川口市立(南埼玉)が、7-4で埼玉栄に勝利した。先発したサイドスロー星山祥輝投手(3年)が9回9安打4失点(自責2)と粘りの力投。今秋ドラフト候補の米倉貫太投手(3年)を擁する埼玉栄に競り勝った。OBの巨人斎藤雅樹投手総合コーチ(53)の動画を見て、投げ方を研究した成果が出た。校名も統合で、今春から川口市立に変わり、新たな歴史の1ページを刻んだ。

 星山はグラブをたたいて喜びを表した。9回裏1死一塁、右打者の懐に直球を投げ込んだ。サイドスローからの投球。切れ味鋭くシュートする球で詰まらせた。狙い通りの併殺打だった。「たくさんの地域の方が応援してくださり、100%の投球ができた。素直にうれしいです」と笑った。

 それまでのオーバースローから「昨年の10月に長井監督と鈴木部長に相談して横投げに変えた。
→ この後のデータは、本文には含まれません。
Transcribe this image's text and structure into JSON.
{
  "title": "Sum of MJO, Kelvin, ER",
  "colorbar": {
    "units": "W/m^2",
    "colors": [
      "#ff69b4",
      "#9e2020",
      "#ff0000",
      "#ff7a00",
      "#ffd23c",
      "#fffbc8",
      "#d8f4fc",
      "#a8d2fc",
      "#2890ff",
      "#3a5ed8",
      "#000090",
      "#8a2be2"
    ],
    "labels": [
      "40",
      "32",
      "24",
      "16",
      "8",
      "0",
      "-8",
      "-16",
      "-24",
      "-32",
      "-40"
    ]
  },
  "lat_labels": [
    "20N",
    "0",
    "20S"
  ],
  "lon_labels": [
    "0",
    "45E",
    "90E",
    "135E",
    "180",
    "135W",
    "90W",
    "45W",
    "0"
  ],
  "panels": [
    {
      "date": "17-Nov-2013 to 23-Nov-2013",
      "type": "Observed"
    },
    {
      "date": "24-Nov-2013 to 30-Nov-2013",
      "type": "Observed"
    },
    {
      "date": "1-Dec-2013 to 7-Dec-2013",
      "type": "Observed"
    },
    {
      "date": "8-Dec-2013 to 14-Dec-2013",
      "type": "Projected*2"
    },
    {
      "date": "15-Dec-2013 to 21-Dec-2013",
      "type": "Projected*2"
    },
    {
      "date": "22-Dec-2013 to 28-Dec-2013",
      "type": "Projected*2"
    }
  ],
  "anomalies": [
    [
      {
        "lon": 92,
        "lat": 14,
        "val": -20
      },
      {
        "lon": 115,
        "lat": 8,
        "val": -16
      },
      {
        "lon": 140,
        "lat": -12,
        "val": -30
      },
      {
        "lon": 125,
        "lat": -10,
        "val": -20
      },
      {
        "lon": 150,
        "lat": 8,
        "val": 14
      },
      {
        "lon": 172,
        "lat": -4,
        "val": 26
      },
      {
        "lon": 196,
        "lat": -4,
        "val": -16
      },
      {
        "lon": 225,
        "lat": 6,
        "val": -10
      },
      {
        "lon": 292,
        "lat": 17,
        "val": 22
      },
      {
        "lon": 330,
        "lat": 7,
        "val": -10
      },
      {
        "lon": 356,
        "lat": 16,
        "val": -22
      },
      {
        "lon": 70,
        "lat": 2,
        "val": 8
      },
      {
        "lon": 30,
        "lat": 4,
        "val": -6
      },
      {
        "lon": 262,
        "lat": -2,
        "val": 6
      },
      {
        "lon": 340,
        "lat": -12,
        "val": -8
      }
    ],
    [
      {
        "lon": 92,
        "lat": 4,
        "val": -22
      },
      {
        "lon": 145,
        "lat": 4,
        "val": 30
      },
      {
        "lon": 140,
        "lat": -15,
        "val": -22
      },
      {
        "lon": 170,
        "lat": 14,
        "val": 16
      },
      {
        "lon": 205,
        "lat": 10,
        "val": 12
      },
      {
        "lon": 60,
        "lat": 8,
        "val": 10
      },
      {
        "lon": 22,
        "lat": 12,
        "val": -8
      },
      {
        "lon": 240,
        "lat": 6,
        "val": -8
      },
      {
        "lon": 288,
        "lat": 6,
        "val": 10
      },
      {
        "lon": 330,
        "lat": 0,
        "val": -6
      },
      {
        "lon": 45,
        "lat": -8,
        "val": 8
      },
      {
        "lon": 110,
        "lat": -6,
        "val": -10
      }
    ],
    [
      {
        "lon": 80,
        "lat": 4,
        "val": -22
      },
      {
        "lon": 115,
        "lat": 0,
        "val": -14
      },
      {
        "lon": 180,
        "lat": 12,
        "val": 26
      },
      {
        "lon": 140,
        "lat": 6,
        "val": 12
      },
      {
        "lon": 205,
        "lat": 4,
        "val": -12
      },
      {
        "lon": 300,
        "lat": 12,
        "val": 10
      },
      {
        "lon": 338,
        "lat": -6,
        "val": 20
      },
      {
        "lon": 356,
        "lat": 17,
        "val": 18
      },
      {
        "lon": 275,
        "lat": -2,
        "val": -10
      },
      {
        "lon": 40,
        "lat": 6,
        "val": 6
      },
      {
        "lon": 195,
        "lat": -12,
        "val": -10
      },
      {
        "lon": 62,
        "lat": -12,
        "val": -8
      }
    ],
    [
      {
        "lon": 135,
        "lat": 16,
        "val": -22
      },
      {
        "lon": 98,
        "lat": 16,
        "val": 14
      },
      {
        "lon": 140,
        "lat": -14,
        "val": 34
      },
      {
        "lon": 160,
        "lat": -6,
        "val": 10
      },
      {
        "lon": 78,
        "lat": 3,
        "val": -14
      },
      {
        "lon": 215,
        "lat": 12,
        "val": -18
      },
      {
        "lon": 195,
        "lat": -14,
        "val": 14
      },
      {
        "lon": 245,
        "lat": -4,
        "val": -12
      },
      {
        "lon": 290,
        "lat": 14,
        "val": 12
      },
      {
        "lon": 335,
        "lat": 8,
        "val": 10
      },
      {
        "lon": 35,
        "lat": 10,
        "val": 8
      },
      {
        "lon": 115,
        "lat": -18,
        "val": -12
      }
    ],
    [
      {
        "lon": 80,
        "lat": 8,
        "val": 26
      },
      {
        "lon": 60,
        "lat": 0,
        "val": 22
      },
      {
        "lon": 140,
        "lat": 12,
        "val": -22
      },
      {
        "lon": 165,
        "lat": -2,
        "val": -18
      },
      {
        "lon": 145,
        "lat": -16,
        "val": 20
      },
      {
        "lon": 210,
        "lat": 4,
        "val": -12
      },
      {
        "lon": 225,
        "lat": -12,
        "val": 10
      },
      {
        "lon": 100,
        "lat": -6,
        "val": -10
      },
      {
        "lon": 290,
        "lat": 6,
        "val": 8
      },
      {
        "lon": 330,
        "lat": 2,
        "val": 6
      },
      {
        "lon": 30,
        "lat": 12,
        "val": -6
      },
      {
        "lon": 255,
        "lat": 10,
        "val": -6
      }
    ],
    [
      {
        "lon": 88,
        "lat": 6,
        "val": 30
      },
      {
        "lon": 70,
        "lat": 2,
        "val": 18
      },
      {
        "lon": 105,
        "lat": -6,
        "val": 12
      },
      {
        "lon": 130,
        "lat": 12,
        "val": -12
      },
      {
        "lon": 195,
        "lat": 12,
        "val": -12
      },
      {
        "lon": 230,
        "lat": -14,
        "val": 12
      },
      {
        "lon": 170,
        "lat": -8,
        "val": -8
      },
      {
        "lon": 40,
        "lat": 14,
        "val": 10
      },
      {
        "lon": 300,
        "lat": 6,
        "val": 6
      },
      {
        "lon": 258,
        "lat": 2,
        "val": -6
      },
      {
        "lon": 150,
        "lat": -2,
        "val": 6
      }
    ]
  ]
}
それからは大先輩の映像を見て参考にしています」という。大先輩とは元巨人のエースで市川口OBの斎藤雅樹氏だ。繰り返し映像を見て研究。腕が遅れて出てくる投球術を身に付けた。

 この日の最高気温は35度を超える猛暑。星山の母美絵さんは試合中に熱中症で倒れてしまった。星山も「連投の疲れか初回からばてていた」と話すが、表情や態度には見せなかった。「小さい頃は愛知県の自然の中で育ち、朝から日没まで走り回った。体力には自信があるんです」。冬場には2、3日置きに200球の投げ込みを行うなど夏に備えた。その結果、春季大会から勝ち試合は全て完投。底なしの体力がついた。

 同校は今春、市川口など3校が統合し、校名を川口市立に改めた。それでも伝統の縦じまのユニホームは変わらない。「合併しても市立川口の伝統は変わらない。特に意識はしていないが、僕らが1期生になるので、さらに強い川口市立の伝統を作っていけたら」という。斎藤雅樹氏の代は県準優勝。「憧れの先輩を超えたい。甲子園を目指して頑張ります」。星山は終始笑顔だった。【久永壮真】

 ◆星山祥輝(ほしやま・しょうき)2000年(平12)8月15日生まれ、愛知県岡崎市出身。小学2年から岡崎南クラブで野球を始め、小学4年で親の転勤で埼玉県に転居。花栗コンドルズに所属。中学では安行中学軟式野球部に所属した。直球は120キロ中盤。その他の持ち球はカットボール、スライダー、スプリット。家族は両親と2人の姉。183センチ、72キロ。右投げ右打ち。